In the same way that a variety of other systems adopted different categories for the handsets or user equipments, so too there are 3G LTE UE categories. These LTE categories define the standards to which a particular handset, dongle or other equipment will operate.
LTE UE category rationale
The LTE UE categories or UE classes are needed to ensure that the base station, or eNodeB, eNB can communicate correctly with the user equipment. By relaying the LTE UE category information to the base station, it is able to determine the performance of the UE and communicate with it accordingly.
As the LTE category defines the overall performance and the capabilities of the UE, it is possible for the eNB to communicate using capabilities that it knows the UE possesses. Accordingly the eNB will not communicate beyond the performance of the UE.
LTE UE category definitions
there are five different LTE UE categories that are defined. As can be seen in the table below, the different LTE UE categories have a wide range in the supported parameters and performance. LTE category 1, for example does not support MIMO, but LTE UE category five supports 4x4 MIMO.
It is also worth noting that UE class 1 does not offer the performance offered by that of the highest performance HSPA category. Additionally all LTE UE categories are capable of receiving transmissions from up to four antenna ports.
A summary of the different LTE UE category parameters is given in the tables below.
|Headline data rates for LTE UE Categories|
While the headline rates for the different LTE UE categories or UE classes show the maximum data rates achievable, it is worth looking in further detail at the underlying performance characteristics.

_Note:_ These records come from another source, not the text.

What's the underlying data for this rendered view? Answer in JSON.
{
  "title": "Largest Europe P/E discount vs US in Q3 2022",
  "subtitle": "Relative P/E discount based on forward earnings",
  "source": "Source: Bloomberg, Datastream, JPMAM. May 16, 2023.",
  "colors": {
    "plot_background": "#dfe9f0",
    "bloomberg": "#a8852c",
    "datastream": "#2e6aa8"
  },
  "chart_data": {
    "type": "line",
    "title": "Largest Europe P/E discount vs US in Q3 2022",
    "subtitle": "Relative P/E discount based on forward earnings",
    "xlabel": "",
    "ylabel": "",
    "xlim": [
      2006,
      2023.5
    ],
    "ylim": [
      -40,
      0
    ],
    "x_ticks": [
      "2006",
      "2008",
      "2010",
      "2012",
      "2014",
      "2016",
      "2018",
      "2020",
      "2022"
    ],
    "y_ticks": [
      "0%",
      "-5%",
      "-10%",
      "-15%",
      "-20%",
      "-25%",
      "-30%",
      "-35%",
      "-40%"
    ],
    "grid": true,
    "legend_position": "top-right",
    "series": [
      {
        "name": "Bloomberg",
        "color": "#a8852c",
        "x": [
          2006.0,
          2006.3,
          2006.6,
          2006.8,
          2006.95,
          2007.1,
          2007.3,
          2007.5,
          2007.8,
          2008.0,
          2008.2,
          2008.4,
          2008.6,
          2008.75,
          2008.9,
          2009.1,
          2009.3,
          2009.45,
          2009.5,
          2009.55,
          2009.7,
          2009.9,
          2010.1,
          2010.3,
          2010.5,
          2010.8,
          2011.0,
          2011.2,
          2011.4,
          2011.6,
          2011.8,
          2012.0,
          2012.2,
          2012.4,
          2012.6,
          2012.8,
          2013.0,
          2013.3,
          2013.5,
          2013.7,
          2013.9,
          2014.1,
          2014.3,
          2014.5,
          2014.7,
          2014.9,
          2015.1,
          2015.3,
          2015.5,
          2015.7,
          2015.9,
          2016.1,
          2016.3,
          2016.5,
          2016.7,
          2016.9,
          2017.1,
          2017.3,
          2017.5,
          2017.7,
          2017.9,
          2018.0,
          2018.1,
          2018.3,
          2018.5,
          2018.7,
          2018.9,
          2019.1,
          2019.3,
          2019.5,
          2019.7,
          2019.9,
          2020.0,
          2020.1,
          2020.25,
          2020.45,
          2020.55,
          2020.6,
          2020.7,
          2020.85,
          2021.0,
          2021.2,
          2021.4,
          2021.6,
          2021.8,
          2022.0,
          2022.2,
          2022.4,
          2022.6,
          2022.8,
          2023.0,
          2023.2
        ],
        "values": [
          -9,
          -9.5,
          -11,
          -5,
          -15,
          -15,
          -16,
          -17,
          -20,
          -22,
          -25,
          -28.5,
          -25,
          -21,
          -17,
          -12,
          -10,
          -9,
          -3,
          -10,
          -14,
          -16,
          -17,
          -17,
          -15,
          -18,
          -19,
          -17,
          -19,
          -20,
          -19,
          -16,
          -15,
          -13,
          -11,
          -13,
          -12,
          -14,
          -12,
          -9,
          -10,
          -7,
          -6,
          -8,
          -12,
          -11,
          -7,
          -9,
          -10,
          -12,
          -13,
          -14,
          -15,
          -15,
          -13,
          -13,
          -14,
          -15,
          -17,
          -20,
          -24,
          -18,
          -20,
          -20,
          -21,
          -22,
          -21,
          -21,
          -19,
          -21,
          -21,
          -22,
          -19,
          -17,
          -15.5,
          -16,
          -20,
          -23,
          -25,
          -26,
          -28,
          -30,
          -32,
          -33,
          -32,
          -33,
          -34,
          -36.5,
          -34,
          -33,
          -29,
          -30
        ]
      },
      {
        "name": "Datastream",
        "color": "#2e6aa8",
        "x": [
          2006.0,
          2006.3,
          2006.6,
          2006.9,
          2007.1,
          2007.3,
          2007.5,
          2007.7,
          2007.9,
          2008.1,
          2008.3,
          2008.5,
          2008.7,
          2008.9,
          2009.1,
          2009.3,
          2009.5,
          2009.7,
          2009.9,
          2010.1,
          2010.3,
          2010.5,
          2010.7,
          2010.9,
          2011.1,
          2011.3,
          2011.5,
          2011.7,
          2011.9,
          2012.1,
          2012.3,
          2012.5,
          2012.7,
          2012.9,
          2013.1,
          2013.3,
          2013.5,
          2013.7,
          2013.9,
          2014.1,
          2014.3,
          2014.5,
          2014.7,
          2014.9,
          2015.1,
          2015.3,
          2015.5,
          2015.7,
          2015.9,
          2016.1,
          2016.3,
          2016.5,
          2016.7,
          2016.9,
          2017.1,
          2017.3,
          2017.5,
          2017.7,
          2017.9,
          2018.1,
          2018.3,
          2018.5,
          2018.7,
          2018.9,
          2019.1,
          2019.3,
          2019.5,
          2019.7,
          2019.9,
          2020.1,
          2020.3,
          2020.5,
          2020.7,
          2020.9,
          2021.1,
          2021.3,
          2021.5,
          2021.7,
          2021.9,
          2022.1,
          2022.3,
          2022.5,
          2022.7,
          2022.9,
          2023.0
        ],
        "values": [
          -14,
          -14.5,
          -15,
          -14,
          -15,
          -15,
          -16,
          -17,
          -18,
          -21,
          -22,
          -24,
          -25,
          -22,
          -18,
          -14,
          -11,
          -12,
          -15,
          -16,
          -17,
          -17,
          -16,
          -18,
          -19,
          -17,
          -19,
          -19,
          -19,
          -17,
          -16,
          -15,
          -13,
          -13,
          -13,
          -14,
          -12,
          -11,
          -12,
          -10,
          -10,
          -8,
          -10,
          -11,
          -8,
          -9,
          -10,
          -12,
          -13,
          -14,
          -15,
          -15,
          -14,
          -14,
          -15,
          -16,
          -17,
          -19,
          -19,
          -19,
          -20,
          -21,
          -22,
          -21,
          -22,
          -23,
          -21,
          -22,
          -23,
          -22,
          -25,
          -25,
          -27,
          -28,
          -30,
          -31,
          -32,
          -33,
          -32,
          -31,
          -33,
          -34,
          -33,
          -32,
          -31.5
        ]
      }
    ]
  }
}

|UL and DL parameters for LTE UE Categories|
|Max number of DL-SCH transport block bits received in a TTI||10 296||51 024||102 048||150 752||302 752|
|Max number of bits of a DL-SCH block received in a TTI||10 296||51 024||75 376||75 376||151 376|
|Total number of soft channel bits||250 368||1 237 248||1 237 248||1 827 072||3 667 200|
|Maximum number of supported layers for spatial multiplexing in DL||1||2||2||2||4|
|Max number of bits of an UL-SCH transport block received in a TTI||5 160||25 456||51 024||51 024||75 376|
|Support for 64-QAM in UL||No||No||No||No||Yes|
From this it can be seen that the peak downlink data rate for a Category 5 UE using 4x4 MIMO is approximately 300 Mbps, and 150 Mbps for a Category 4 UE using 2x2 MIMO. Also in the Uplink, LTE UE category 5 provides a peak data rate of 75 Mbps using 64-QAM.

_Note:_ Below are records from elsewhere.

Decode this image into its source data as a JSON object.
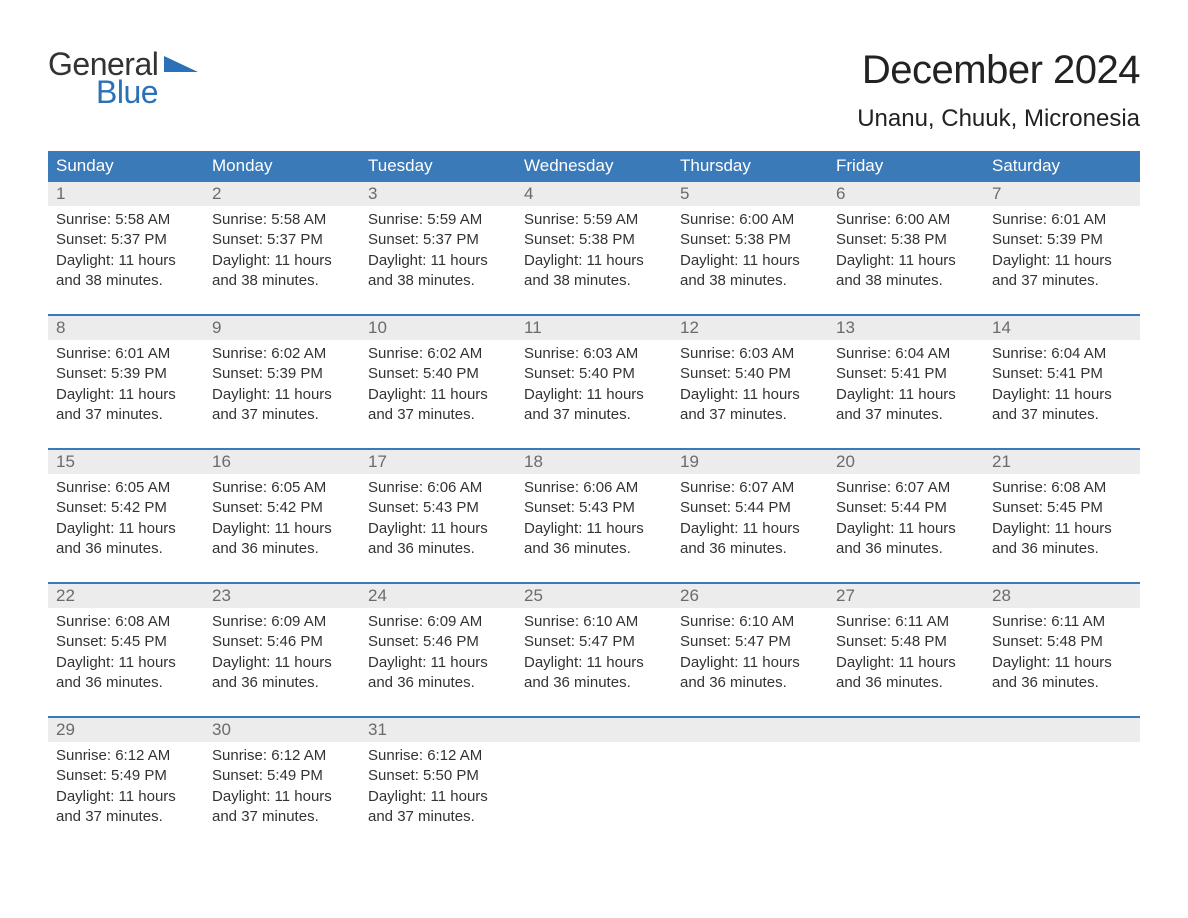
{
  "logo": {
    "line1": "General",
    "line2": "Blue",
    "accent_color": "#2b71b8"
  },
  "title": "December 2024",
  "location": "Unanu, Chuuk, Micronesia",
  "colors": {
    "header_bg": "#3a7ab8",
    "header_text": "#ffffff",
    "daynum_bg": "#ececec",
    "daynum_text": "#6b6b6b",
    "body_text": "#333333",
    "week_border": "#3a7ab8"
  },
  "weekdays": [
    "Sunday",
    "Monday",
    "Tuesday",
    "Wednesday",
    "Thursday",
    "Friday",
    "Saturday"
  ],
  "days": [
    {
      "n": 1,
      "sunrise": "5:58 AM",
      "sunset": "5:37 PM",
      "daylight": "11 hours and 38 minutes."
    },
    {
      "n": 2,
      "sunrise": "5:58 AM",
      "sunset": "5:37 PM",
      "daylight": "11 hours and 38 minutes."
    },
    {
      "n": 3,
      "sunrise": "5:59 AM",
      "sunset": "5:37 PM",
      "daylight": "11 hours and 38 minutes."
    },
    {
      "n": 4,
      "sunrise": "5:59 AM",
      "sunset": "5:38 PM",
      "daylight": "11 hours and 38 minutes."
    },
    {
      "n": 5,
      "sunrise": "6:00 AM",
      "sunset": "5:38 PM",
      "daylight": "11 hours and 38 minutes."
    },
    {
      "n": 6,
      "sunrise": "6:00 AM",
      "sunset": "5:38 PM",
      "daylight": "11 hours and 38 minutes."
    },
    {
      "n": 7,
      "sunrise": "6:01 AM",
      "sunset": "5:39 PM",
      "daylight": "11 hours and 37 minutes."
    },
    {
      "n": 8,
      "sunrise": "6:01 AM",
      "sunset": "5:39 PM",
      "daylight": "11 hours and 37 minutes."
    },
    {
      "n": 9,
      "sunrise": "6:02 AM",
      "sunset": "5:39 PM",
      "daylight": "11 hours and 37 minutes."
    },
    {
      "n": 10,
      "sunrise": "6:02 AM",
      "sunset": "5:40 PM",
      "daylight": "11 hours and 37 minutes."
    },
    {
      "n": 11,
      "sunrise": "6:03 AM",
      "sunset": "5:40 PM",
      "daylight": "11 hours and 37 minutes."
    },
    {
      "n": 12,
      "sunrise": "6:03 AM",
      "sunset": "5:40 PM",
      "daylight": "11 hours and 37 minutes."
    },
    {
      "n": 13,
      "sunrise": "6:04 AM",
      "sunset": "5:41 PM",
      "daylight": "11 hours and 37 minutes."
    },
    {
      "n": 14,
      "sunrise": "6:04 AM",
      "sunset": "5:41 PM",
      "daylight": "11 hours and 37 minutes."
    },
    {
      "n": 15,
      "sunrise": "6:05 AM",
      "sunset": "5:42 PM",
      "daylight": "11 hours and 36 minutes."
    },
    {
      "n": 16,
      "sunrise": "6:05 AM",
      "sunset": "5:42 PM",
      "daylight": "11 hours and 36 minutes."
    },
    {
      "n": 17,
      "sunrise": "6:06 AM",
      "sunset": "5:43 PM",
      "daylight": "11 hours and 36 minutes."
    },
    {
      "n": 18,
      "sunrise": "6:06 AM",
      "sunset": "5:43 PM",
      "daylight": "11 hours and 36 minutes."
    },
    {
      "n": 19,
      "sunrise": "6:07 AM",
      "sunset": "5:44 PM",
      "daylight": "11 hours and 36 minutes."
    },
    {
      "n": 20,
      "sunrise": "6:07 AM",
      "sunset": "5:44 PM",
      "daylight": "11 hours and 36 minutes."
    },
    {
      "n": 21,
      "sunrise": "6:08 AM",
      "sunset": "5:45 PM",
      "daylight": "11 hours and 36 minutes."
    },
    {
      "n": 22,
      "sunrise": "6:08 AM",
      "sunset": "5:45 PM",
      "daylight": "11 hours and 36 minutes."
    },
    {
      "n": 23,
      "sunrise": "6:09 AM",
      "sunset": "5:46 PM",
      "daylight": "11 hours and 36 minutes."
    },
    {
      "n": 24,
      "sunrise": "6:09 AM",
      "sunset": "5:46 PM",
      "daylight": "11 hours and 36 minutes."
    },
    {
      "n": 25,
      "sunrise": "6:10 AM",
      "sunset": "5:47 PM",
      "daylight": "11 hours and 36 minutes."
    },
    {
      "n": 26,
      "sunrise": "6:10 AM",
      "sunset": "5:47 PM",
      "daylight": "11 hours and 36 minutes."
    },
    {
      "n": 27,
      "sunrise": "6:11 AM",
      "sunset": "5:48 PM",
      "daylight": "11 hours and 36 minutes."
    },
    {
      "n": 28,
      "sunrise": "6:11 AM",
      "sunset": "5:48 PM",
      "daylight": "11 hours and 36 minutes."
    },
    {
      "n": 29,
      "sunrise": "6:12 AM",
      "sunset": "5:49 PM",
      "daylight": "11 hours and 37 minutes."
    },
    {
      "n": 30,
      "sunrise": "6:12 AM",
      "sunset": "5:49 PM",
      "daylight": "11 hours and 37 minutes."
    },
    {
      "n": 31,
      "sunrise": "6:12 AM",
      "sunset": "5:50 PM",
      "daylight": "11 hours and 37 minutes."
    }
  ],
  "labels": {
    "sunrise": "Sunrise:",
    "sunset": "Sunset:",
    "daylight": "Daylight:"
  },
  "layout": {
    "columns": 7,
    "first_day_column": 0,
    "total_cells": 35
  }
}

DL-SCH = Downlink shared channel
UL-SCH = Uplink shared channel
TTI = Transmission Time Interval
LTE UE category summary
In the same way that category information is used for virtually all cellular systems from GPRS onwards, so the LTE UE category information is of great importance. While users may not be particularly aware of the category of their UE, it will match the performance an allow the eNB to communicate effectively with all the UEs that are connected to it.